Compare the efficacy of two walking assistance devices (wheeled walker and standard walker) to unassisted walking for patients with PD and gait freezing.
Although numerous walking devices are used clinically, their relative effects on freezing and walking speed have never been systematically tested.
Nineteen PD patients (14 non-demented) walked under three conditions in randomized order: unassisted walking, standard walker, and wheeled walker. Patients walked up to three times in each condition through a standard course that included rising from a chair, walking through a doorway, straightway walking, pivoting, and return. Total walking time, freezing time and number of freezes were compared for the three conditions using mixed models (walking time) and Friedman's test (freezing). The wheeled walker was further studied by comparing the effect of an attached laser that projected a bar of light on the floor as a visual walking cue.
Use of either type of device significantly slowed walking compared to unassisted walking.

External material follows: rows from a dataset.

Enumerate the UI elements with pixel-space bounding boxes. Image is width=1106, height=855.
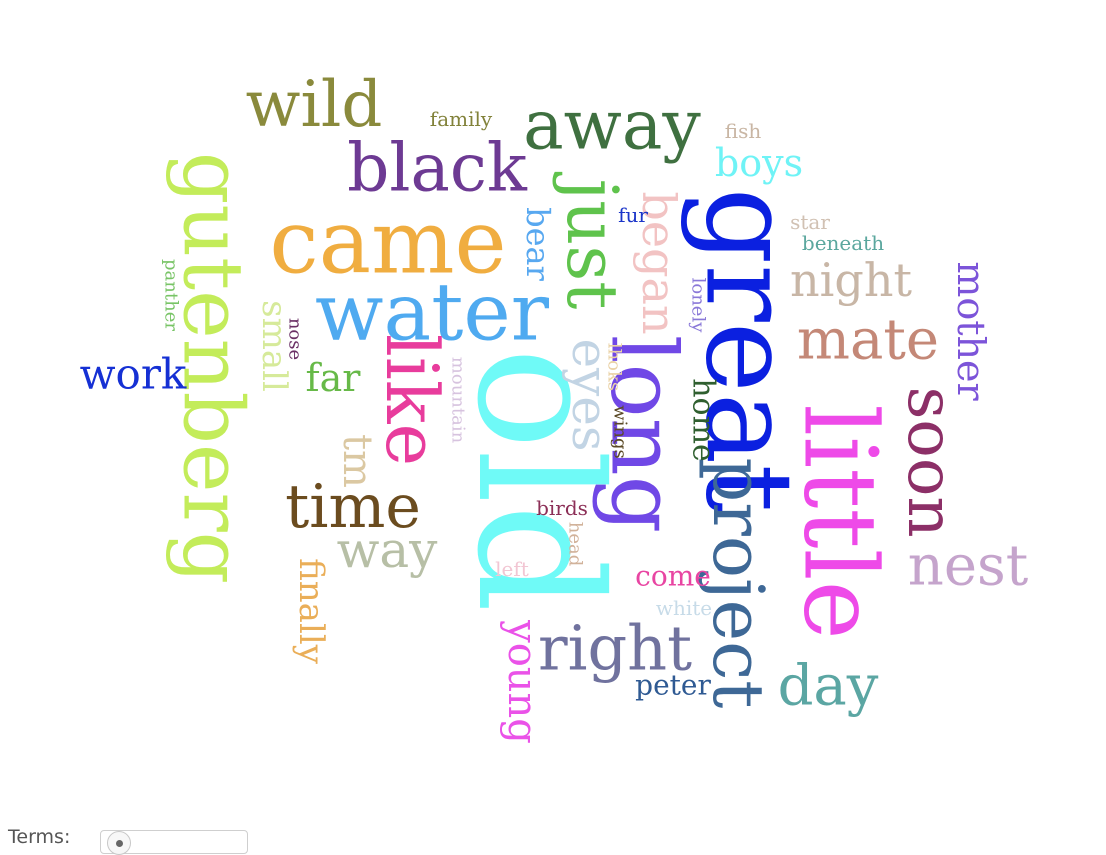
word-water[interactable]: water [315, 266, 550, 359]
word-finally[interactable]: finally [291, 558, 331, 665]
word-fish[interactable]: fish [725, 119, 762, 143]
word-nest[interactable]: nest [908, 534, 1029, 599]
word-mountain[interactable]: mountain [448, 357, 469, 444]
terms-slider[interactable] [100, 830, 248, 855]
terms-label: Terms: [8, 826, 71, 848]
word-like[interactable]: like [370, 334, 454, 466]
word-black[interactable]: black [347, 130, 528, 207]
word-time[interactable]: time [285, 472, 421, 542]
word-just[interactable]: just [551, 172, 633, 310]
word-mate[interactable]: mate [797, 308, 939, 373]
terms-control: Terms: [8, 826, 408, 855]
word-came[interactable]: came [269, 191, 506, 294]
word-come[interactable]: come [635, 560, 711, 593]
word-right[interactable]: right [538, 612, 692, 685]
word-little[interactable]: little [782, 404, 899, 640]
word-work[interactable]: work [80, 350, 187, 399]
word-long[interactable]: long [591, 335, 696, 534]
word-white[interactable]: white [656, 596, 712, 620]
word-boys[interactable]: boys [715, 141, 803, 185]
word-tm[interactable]: tm [334, 434, 380, 488]
word-lonely[interactable]: lonely [688, 278, 709, 334]
word-home[interactable]: home [686, 378, 721, 462]
word-away[interactable]: away [523, 87, 701, 166]
word-wings[interactable]: wings [610, 405, 631, 459]
word-old[interactable]: old [439, 347, 637, 613]
word-lhoks[interactable]: lhoks [604, 343, 625, 391]
terms-slider-handle[interactable] [107, 831, 131, 855]
word-star[interactable]: star [790, 210, 830, 234]
word-gutenberg[interactable]: gutenberg [165, 152, 260, 584]
word-great[interactable]: great [679, 188, 818, 513]
word-peter[interactable]: peter [635, 669, 711, 702]
word-small[interactable]: small [254, 300, 294, 392]
word-far[interactable]: far [306, 356, 362, 400]
word-left[interactable]: left [495, 557, 529, 581]
word-eyes[interactable]: eyes [561, 338, 619, 451]
word-mother[interactable]: mother [949, 261, 993, 401]
word-nose[interactable]: nose [285, 318, 306, 360]
word-night[interactable]: night [790, 253, 912, 307]
word-project[interactable]: project [697, 458, 779, 709]
word-day[interactable]: day [778, 654, 879, 719]
word-wild[interactable]: wild [246, 68, 383, 142]
word-young[interactable]: young [499, 619, 545, 744]
word-head[interactable]: head [565, 522, 586, 567]
word-soon[interactable]: soon [893, 386, 967, 537]
word-birds[interactable]: birds [536, 496, 588, 520]
word-way[interactable]: way [337, 521, 439, 579]
word-family[interactable]: family [430, 107, 493, 131]
word-beneath[interactable]: beneath [802, 231, 884, 255]
word-panther[interactable]: panther [161, 259, 182, 331]
word-fur[interactable]: fur [618, 203, 648, 227]
word-began[interactable]: began [632, 191, 686, 334]
word-bear[interactable]: bear [519, 207, 557, 282]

Neither walker reduced any index of freezing, nor the laser attachment offered any advantage to the wheeled walker. The standard walker increased freezing, and the wheeled walker had no effect on freezing. Among the non-demented subjects (n=14), the same patterns occurred, although the walking speed was less impaired by the wheeled walker than the standard walker in this group.

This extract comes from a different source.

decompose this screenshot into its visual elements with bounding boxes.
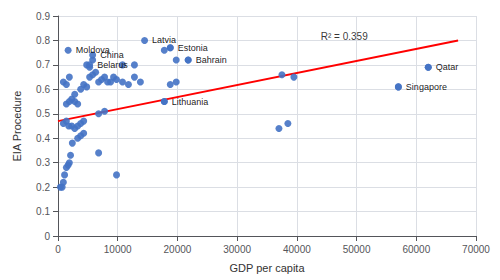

Though walkers may stabilize patients and increase confidence, PD patients walk more slowly when using them, without reducing freezing. Because the wheeled walker was intermediate for walking time and does not aggravate freezing, if walkers are used for these subjects, this type of walker should be favored.
比较两种助行装置(轮式助行器和标准助行器)与无辅助步行对帕金森病(PD)及步态冻结患者的疗效。
尽管临床上使用了多种助行装置,但它们对冻结和步行速度的相对影响从未得到系统测试。
19名PD患者(14名非痴呆患者)按随机顺序在三种条件下行走:无辅助步行、标准助行器和轮式助行器。患者在每种条件下通过标准路线行走多达三次,该路线包括从椅子上起身、穿过门道、直线行走、转身和返回。使用混合模型(步行时间)和弗里德曼检验(冻结情况)比较三种条件下的总步行时间、冻结时间和冻结次数。通过比较附加激光(在地面投射一条光带作为视觉步行提示)对轮式助行器的影响,对轮式助行器进行了进一步研究。
与无辅助步行相比,使用任何一种助行装置都会显著减慢步行速度。两种助行器均未降低任何冻结指标,附加激光对轮式助行器也没有任何优势。标准助行器增加了冻结次数,而轮式助行器对冻结没有影响。在非痴呆受试者(n = 14)中,出现了相同的模式,尽管该组中轮式助行器对步行速度的损害小于标准助行器。
尽管助行器可能使患者保持稳定并增强信心,但PD患者使用时步行速度会更慢,且不能减少冻结。由于轮式助行器在步行时间方面处于中间水平且不会加重冻结,如果为这些患者使用助行器,应优先选择这种类型的助行器。